Erling Haaland will have sent “shudders” across the Premier League with the way in which he earned his first goal for Manchester City, claimed Gary Neville.
Haaland opened his Manchester City account by scoring from the penalty spot in the 36th-minute of their Premier League opener against West Ham United. The new signing had won the penalty himself after drawing a foul from goalkeeper Alphonse Areola.
He proceeded to calmly pick out the bottom left corner with a sidefooted finish from 12 yards out.
It means he is up and running in his new surroundings. Many will have expected an early impact from Haaland, but getting off the mark on his competition debut speaks volumes.
Although the odds were in his favour from the penalty, he made his impact clear in the build-up to it anyway, according to Sky Sports‘ co-commentator Neville.
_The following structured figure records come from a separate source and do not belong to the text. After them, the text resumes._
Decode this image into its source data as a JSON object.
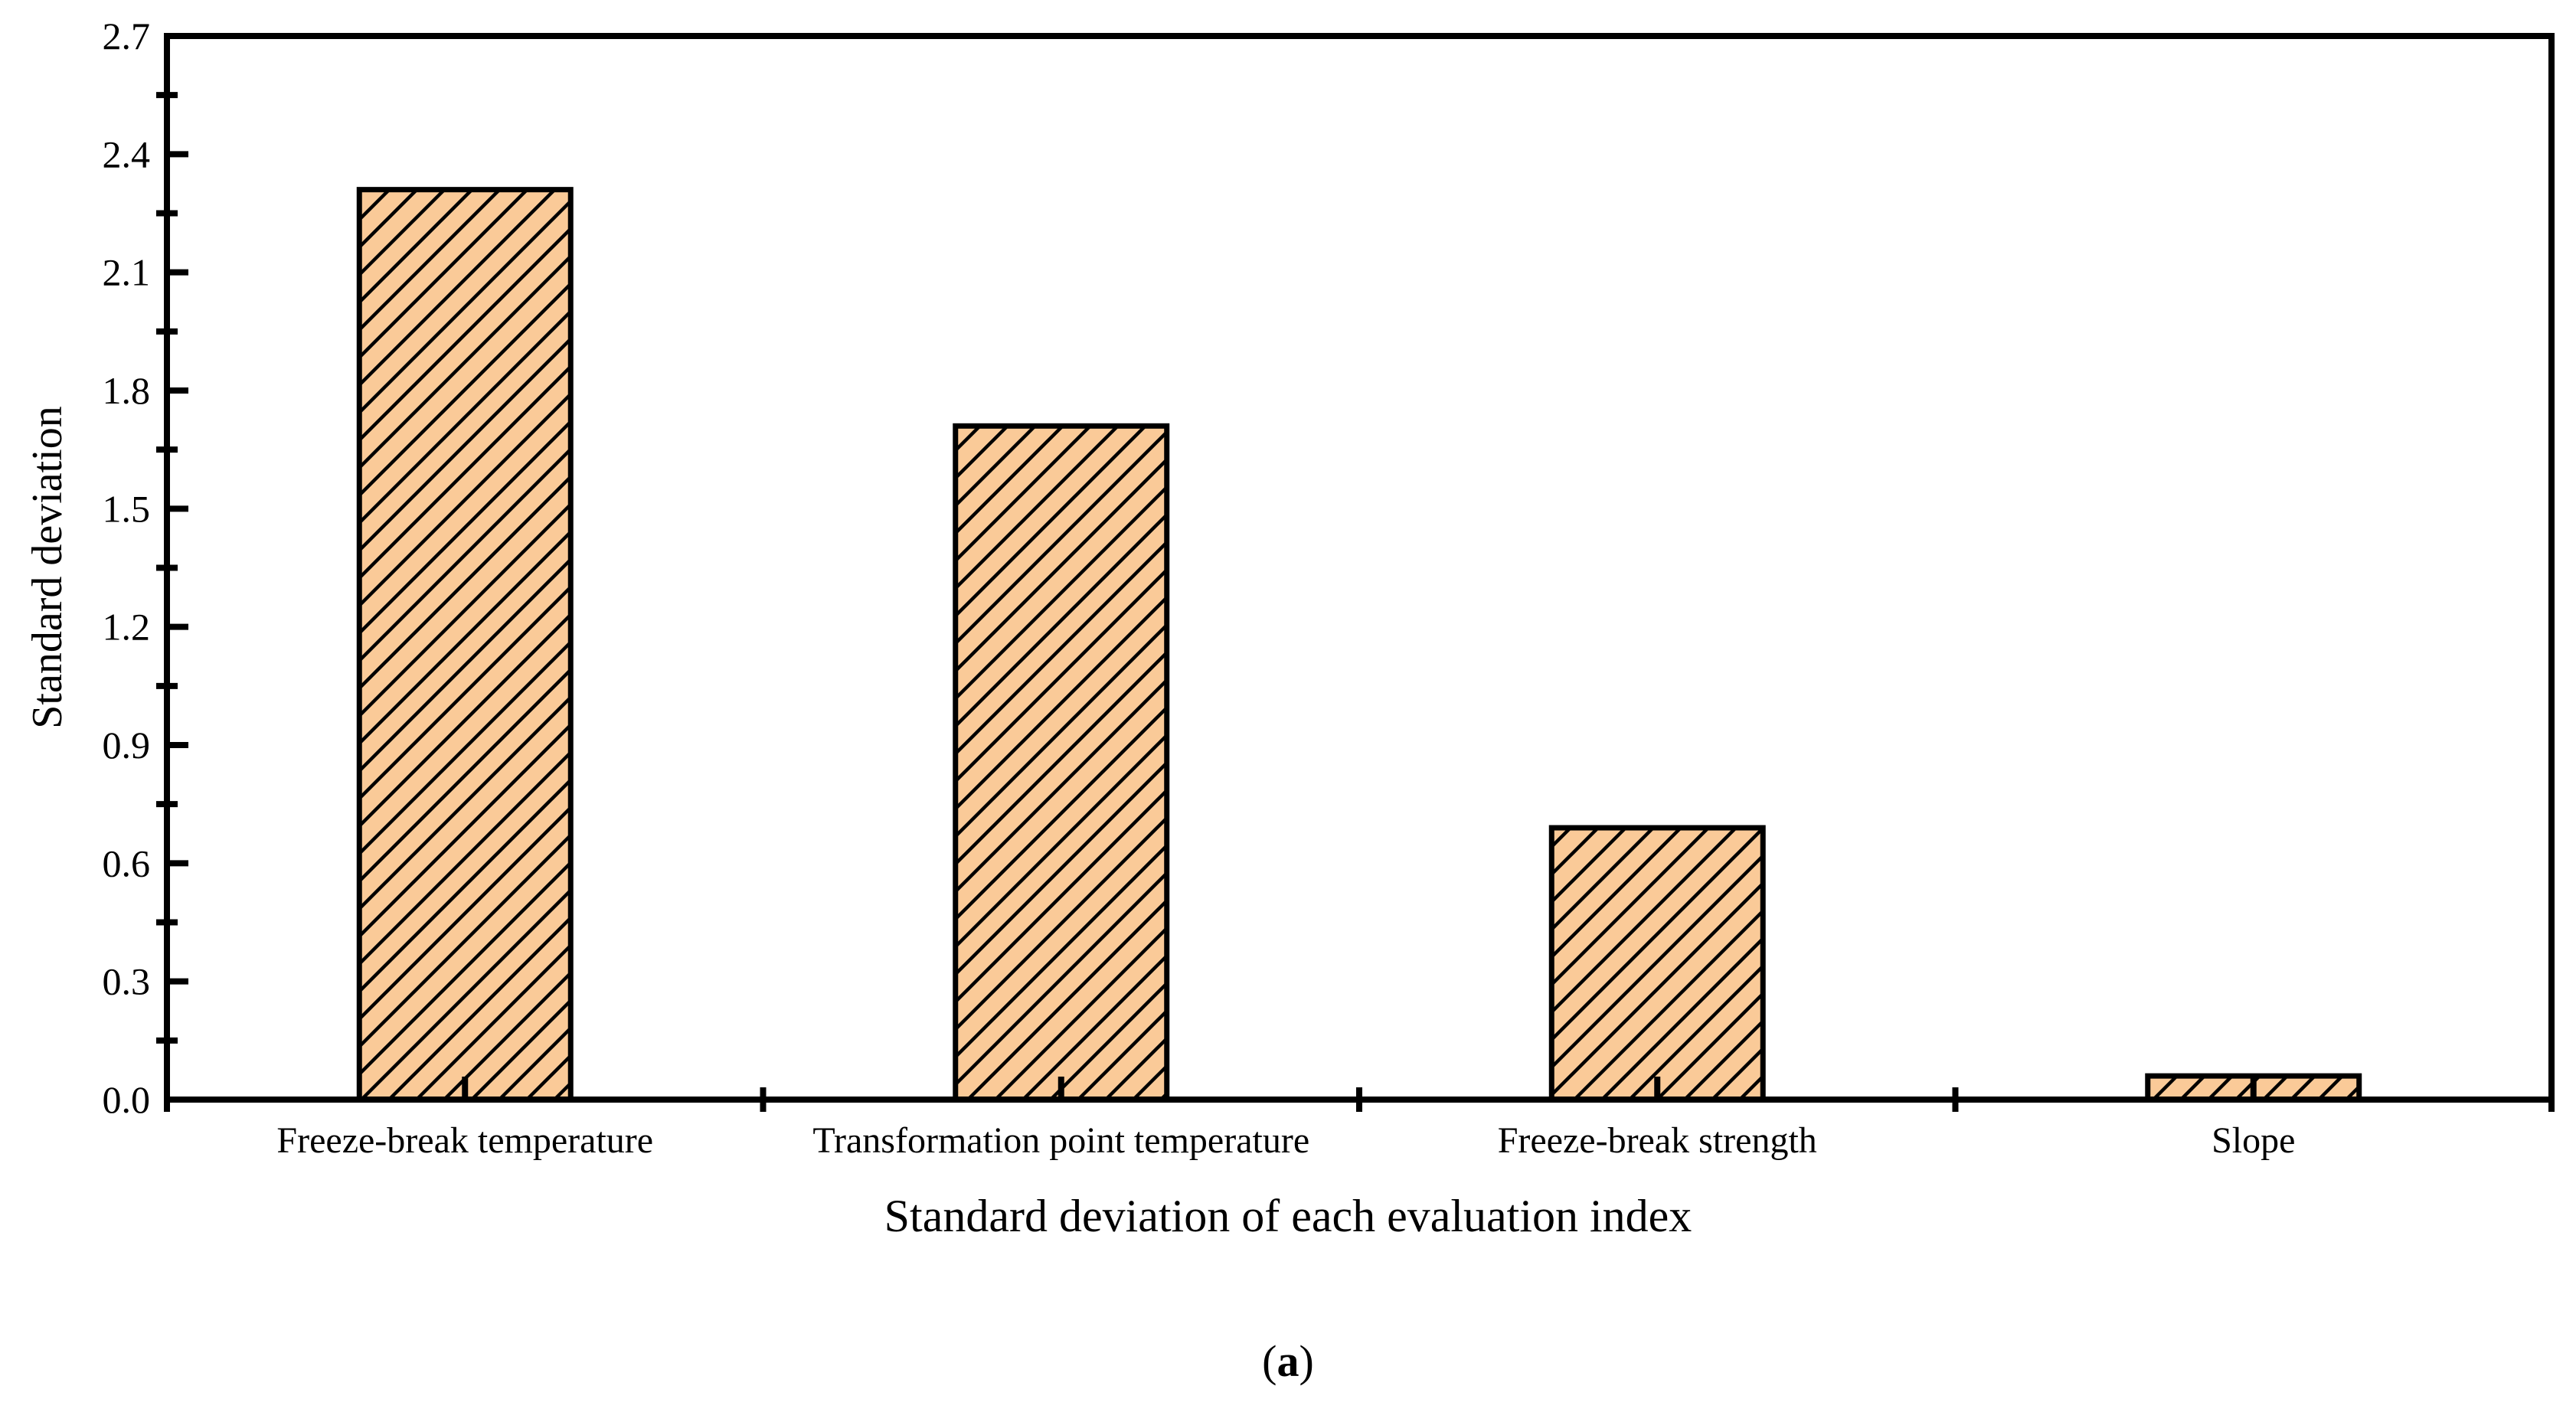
{
  "figure": {
    "caption_open": "(",
    "caption_letter": "a",
    "caption_close": ")"
  },
  "chart_data": {
    "type": "bar",
    "title": "",
    "categories": [
      "Freeze-break temperature",
      "Transformation point temperature",
      "Freeze-break strength",
      "Slope"
    ],
    "values": [
      2.31,
      1.71,
      0.69,
      0.06
    ],
    "xlabel": "Standard deviation of each evaluation index",
    "ylabel": "Standard deviation",
    "ylim": [
      0,
      2.7
    ],
    "y_major_step": 0.3,
    "y_minor_step": 0.15,
    "y_tick_labels": [
      "0.0",
      "0.3",
      "0.6",
      "0.9",
      "1.2",
      "1.5",
      "1.8",
      "2.1",
      "2.4",
      "2.7"
    ],
    "bar_width_fraction": 0.3545,
    "hatch": "forward-diagonal",
    "grid": false,
    "legend": null,
    "colors": {
      "bar_fill": "#FACA98",
      "bar_edge": "#000000",
      "axis": "#000000",
      "text": "#000000",
      "background": "#FFFFFF"
    }
  }
}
Having already highlighted his “explosion”, “power” and “speed”, Neville narrated: “Sidefoot. Power. It was how he won it that will send shudders through the Premier League.
“The first time Manchester City get close to him to slip that ball down the side.
“We talked about the power he had on the counter attack but that could be a familiar celebration if that’s the one he’s going to adopt throughout the season.”
Neville spots ‘incredible’ aspect behind Erling Haaland move
Brought in to be the focal point in attack that Pep Guardiola’s star-studded team was lacking, Haaland was observed covering different territory by Neville.
But his impact in behind the opposition backline could be a sign of things to come.
Neville continued: “West Ham’s centre-backs will have seen him drop off into midfield a few times in that first half an hour or so.
“But then he ended up where they didn’t want him, on their shoulder, running in behind with someone like [Ilkay] Gundogan really close to him to slip it down the side.
“The pass from 10 yards away. The acceleration’s incredible.”
Haaland’s goal was his first in English football after drawing a blank in the Community Shield the week before. There could be plenty more to come.